Helder Barbalho

Após articulação de Helder Barbalho em Brasília, Ministério suspende importação de cacau da Costa do Marfim

Suspensão da Importação de Cacau da Costa do Marfim

A recente decisão do Ministério da Agricultura, Pecuária e Abastecimento, publicada no Diário Oficial da União nesta terça-feira (24), suspendeu a importação de produtos e amêndoas de cacau oriundos da Costa do Marfim. Essa medida é um resultado direto das articulações do governador Helder Barbalho em Brasília, onde ele se reuniu com o ministro e outras autoridades para discutir as preocupações de produtores brasileiros sobre riscos sanitários e impactos no mercado interno.
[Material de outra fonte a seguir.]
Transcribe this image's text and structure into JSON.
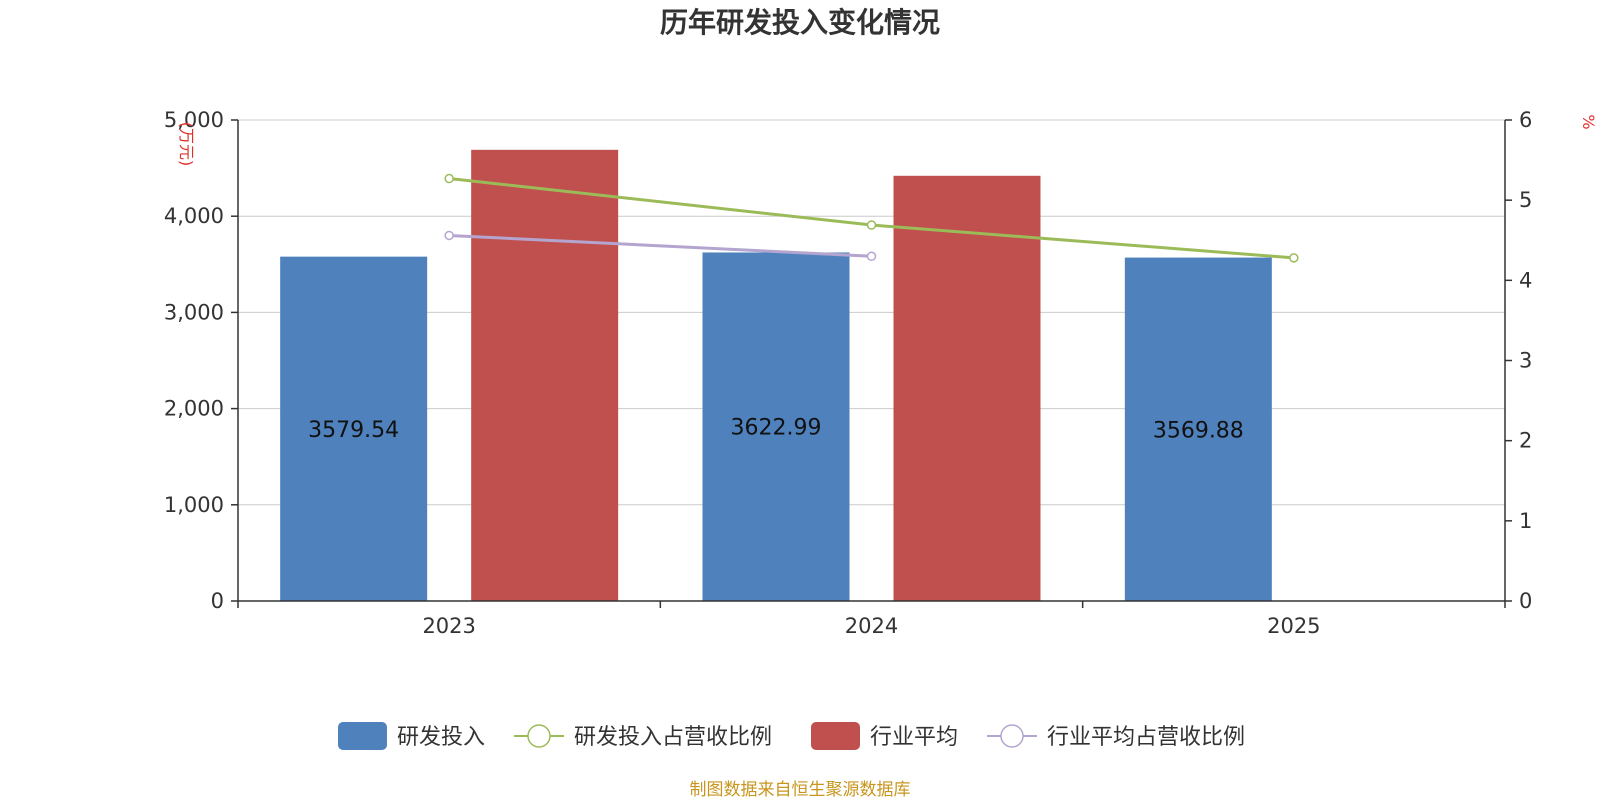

O despacho que institui essa suspensão, o Despacho Decisório nº 456, é uma resposta às apreensões expressas por agricultores, que temiam a introdução de doenças que poderiam afetar a produção local. O governador Barbalho destacou a importância dessa decisão para valorização dos produtos nacionais e o fortalecimento da produção de cacau no Brasil, especialmente no Pará, que é um dos principais estados produtores.
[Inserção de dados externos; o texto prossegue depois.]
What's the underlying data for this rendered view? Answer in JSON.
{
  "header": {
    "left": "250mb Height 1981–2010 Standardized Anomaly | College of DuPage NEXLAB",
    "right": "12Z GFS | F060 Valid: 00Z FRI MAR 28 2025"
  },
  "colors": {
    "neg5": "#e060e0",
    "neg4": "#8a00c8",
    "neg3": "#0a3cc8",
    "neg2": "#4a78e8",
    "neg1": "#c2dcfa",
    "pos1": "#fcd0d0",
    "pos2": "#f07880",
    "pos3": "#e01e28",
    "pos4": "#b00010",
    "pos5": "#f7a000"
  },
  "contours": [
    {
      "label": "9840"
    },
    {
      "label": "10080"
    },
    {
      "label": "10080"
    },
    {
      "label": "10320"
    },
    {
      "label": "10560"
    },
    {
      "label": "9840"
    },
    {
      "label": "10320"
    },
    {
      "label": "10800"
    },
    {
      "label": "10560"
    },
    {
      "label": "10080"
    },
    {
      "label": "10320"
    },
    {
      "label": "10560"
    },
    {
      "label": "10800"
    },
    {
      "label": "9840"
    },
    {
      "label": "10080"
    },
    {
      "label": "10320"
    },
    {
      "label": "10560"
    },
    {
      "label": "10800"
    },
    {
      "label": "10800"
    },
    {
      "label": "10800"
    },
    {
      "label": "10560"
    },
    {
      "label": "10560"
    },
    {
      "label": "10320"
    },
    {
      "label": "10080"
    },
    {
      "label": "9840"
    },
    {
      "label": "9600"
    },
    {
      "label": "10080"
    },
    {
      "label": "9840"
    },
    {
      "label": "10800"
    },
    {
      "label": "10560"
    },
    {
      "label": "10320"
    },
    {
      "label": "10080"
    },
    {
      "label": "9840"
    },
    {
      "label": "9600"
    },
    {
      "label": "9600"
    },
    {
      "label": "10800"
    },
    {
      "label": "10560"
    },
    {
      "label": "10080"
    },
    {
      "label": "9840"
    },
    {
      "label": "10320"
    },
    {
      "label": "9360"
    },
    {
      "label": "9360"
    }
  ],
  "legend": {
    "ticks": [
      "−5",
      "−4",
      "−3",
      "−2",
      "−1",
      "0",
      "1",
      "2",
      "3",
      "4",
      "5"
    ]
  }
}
Barbalho enfatizou: “A portaria que suspende a importação é uma reivindicação dos produtores rurais. Essa ação vai permitir que os produtos nacionais sejam valorizados e que o preço da produção de cacau melhore. O Pará lidera essa jornada.”
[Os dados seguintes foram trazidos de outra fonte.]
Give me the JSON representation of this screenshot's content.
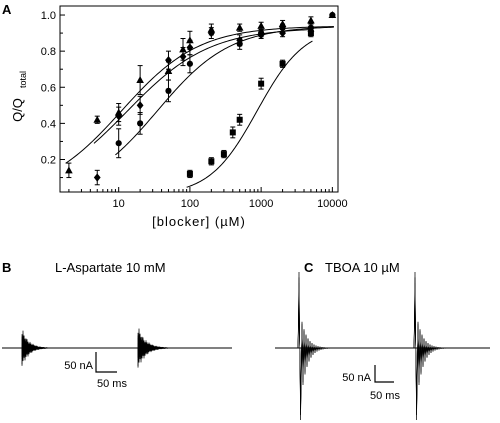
{
  "panels": {
    "a": {
      "letter": "A"
    },
    "b": {
      "letter": "B",
      "title": "L-Aspartate 10 mM",
      "scale_y": "50 nA",
      "scale_x": "50 ms"
    },
    "c": {
      "letter": "C",
      "title": "TBOA 10 µM",
      "scale_y": "50 nA",
      "scale_x": "50 ms"
    }
  },
  "chart_data": {
    "type": "scatter",
    "title": "",
    "xlabel": "[blocker] (µM)",
    "ylabel_main": "Q/Q",
    "ylabel_sub": "total",
    "x_scale": "log",
    "xlim": [
      1.5,
      12000
    ],
    "ylim": [
      0.02,
      1.05
    ],
    "x_ticks": [
      10,
      100,
      1000,
      10000
    ],
    "x_tick_labels": [
      "10",
      "100",
      "1000",
      "10000"
    ],
    "y_ticks": [
      0.2,
      0.4,
      0.6,
      0.8,
      1.0
    ],
    "y_tick_labels": [
      "0.2",
      "0.4",
      "0.6",
      "0.8",
      "1.0"
    ],
    "grid": false,
    "series": [
      {
        "marker": "triangle",
        "x": [
          2,
          5,
          10,
          20,
          50,
          80,
          100,
          200,
          500,
          1000,
          2000,
          5000,
          10000
        ],
        "y": [
          0.14,
          0.42,
          0.46,
          0.64,
          0.69,
          0.81,
          0.86,
          0.92,
          0.93,
          0.94,
          0.95,
          0.97,
          1.0
        ],
        "err": [
          0.04,
          0.02,
          0.05,
          0.08,
          0.05,
          0.06,
          0.05,
          0.03,
          0.02,
          0.02,
          0.02,
          0.02,
          0.0
        ],
        "fit": {
          "ic50": 11,
          "hill": 0.8,
          "top": 0.94
        }
      },
      {
        "marker": "diamond",
        "x": [
          5,
          10,
          20,
          50,
          80,
          100,
          200,
          500,
          1000,
          2000,
          5000
        ],
        "y": [
          0.1,
          0.44,
          0.5,
          0.75,
          0.77,
          0.82,
          0.9,
          0.86,
          0.89,
          0.9,
          0.91
        ],
        "err": [
          0.04,
          0.05,
          0.05,
          0.05,
          0.05,
          0.04,
          0.03,
          0.03,
          0.02,
          0.02,
          0.02
        ],
        "fit": {
          "ic50": 13,
          "hill": 0.75,
          "top": 0.93
        }
      },
      {
        "marker": "circle",
        "x": [
          10,
          20,
          50,
          100,
          500,
          1000,
          2000,
          5000,
          10000
        ],
        "y": [
          0.29,
          0.4,
          0.58,
          0.73,
          0.84,
          0.9,
          0.93,
          0.93,
          1.0
        ],
        "err": [
          0.08,
          0.06,
          0.06,
          0.05,
          0.03,
          0.02,
          0.02,
          0.02,
          0.0
        ],
        "fit": {
          "ic50": 35,
          "hill": 0.85,
          "top": 0.94
        }
      },
      {
        "marker": "square",
        "x": [
          100,
          200,
          300,
          400,
          500,
          1000,
          2000,
          5000
        ],
        "y": [
          0.12,
          0.19,
          0.23,
          0.35,
          0.42,
          0.62,
          0.73,
          0.9
        ],
        "err": [
          0.02,
          0.02,
          0.02,
          0.03,
          0.03,
          0.03,
          0.02,
          0.02
        ],
        "fit": {
          "ic50": 880,
          "hill": 1.3,
          "top": 0.94
        }
      }
    ]
  }
}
O governador também parabenizou o ministro Fávaro e o governo federal pela iniciativa de proteger os produtores. Ele ressaltou que essa é uma excelente notícia para todos que cultivam cacau no Pará, na Bahia e em outros estados.

A decisão atende a solicitações de associações de cacaicultores que alertavam sobre os riscos fitossanitários e as consequências competitivas da importação de cacau. Durante a reunião em Brasília, Barbalho reforçou a necessidade de fortalecer a produção nacional e revisar os mecanismos de comércio internacional que possam prejudicar os produtores brasileiros.

Além de suspender imediatamente as importações de amêndoas da Costa do Marfim, o despacho determina que as Secretarias de Comércio e Relações Internacionais e de Defesa Agropecuária adotem medidas para investigar a triangulação dessas amêndoas, considerando possíveis implicações fitossanitárias.

A suspensão permanecerá em vigor até que a Costa do Marfim apresente garantias de que seus envios não contenham amêndoas provenientes de países vizinhos cuja situação fitossanitária seja desconhecida.